The government had its say too, courtesy of housing minister Grant Shapps. He made the very valid point that anyone with debt worries should seek advice from free agencies such as Citizens Advice. He is absolutely right but, sadly, his own government’s austerity measures mean Citizens Advice is having to make cuts, with some offices closing at a time of huge demand.

However, the number of people using payday loans will only continue to increase over the next year. Rising unemployment, low wage inflations and government spending cuts will see to that, with household incomes squeezed and personal debt mounting.

Those using loans to pay their mortgage are on the brink. Council of Mortgage Lender figures show that while repossession numbers have stabilised, the proportion of borrowers behind on their repayments by 2.5 per cent or more has risen, as has the proportion behind by more than 10 per cent.

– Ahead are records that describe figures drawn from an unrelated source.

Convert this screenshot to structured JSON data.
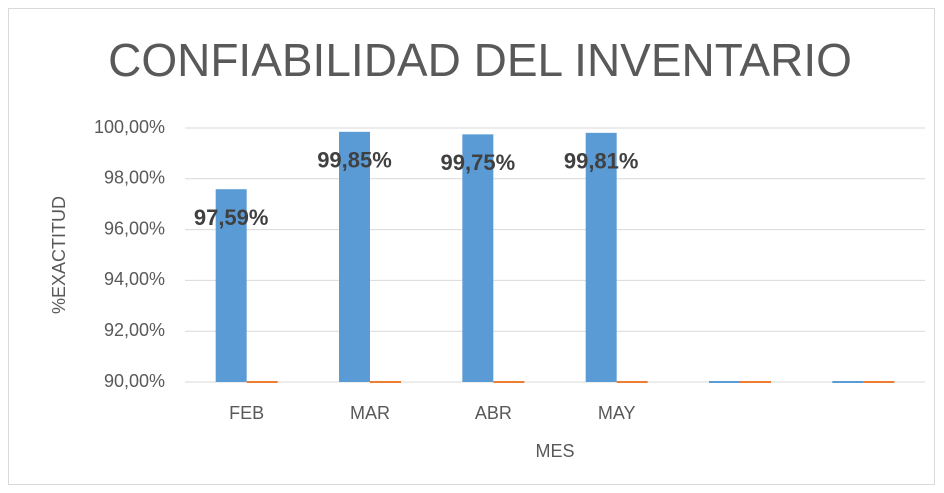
{
  "chart_data": {
    "type": "bar",
    "title": "CONFIABILIDAD DEL INVENTARIO",
    "x_label": "MES",
    "y_label": "%EXACTITUD",
    "categories": [
      "FEB",
      "MAR",
      "ABR",
      "MAY",
      null,
      null
    ],
    "series": [
      {
        "color": "#5b9bd5",
        "values": [
          97.59,
          99.85,
          99.75,
          99.81,
          90,
          90
        ],
        "value_labels": [
          "97,59%",
          "99,85%",
          "99,75%",
          "99,81%",
          null,
          null
        ]
      },
      {
        "color": "#ed7d31",
        "values": [
          90,
          90,
          90,
          90,
          90,
          90
        ]
      }
    ],
    "ylim": [
      90,
      100
    ],
    "yticks": [
      {
        "value": 90,
        "label": "90,00%"
      },
      {
        "value": 92,
        "label": "92,00%"
      },
      {
        "value": 94,
        "label": "94,00%"
      },
      {
        "value": 96,
        "label": "96,00%"
      },
      {
        "value": 98,
        "label": "98,00%"
      },
      {
        "value": 100,
        "label": "100,00%"
      }
    ],
    "grid": true
  }
}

That’s due largely to lender forbearance, with banks and building societies under pressure to consider repossession as the absolute last resort. That’s how it should be, of course but, hoping to defer losses until the market recovers, they have taken it further than usual. A change of approach is likely over the coming months, particularly if lenders showing the greatest forbearance come under further pressure amid a worsening of the economic crisis.

In turn, the prospect of lenders cracking down on arrears again will be good news for payday loan operators. But as the crisis continues to unfold, we need to go beyond lashing out at loan firms and do more to help and promote the debt advice services that so many households need.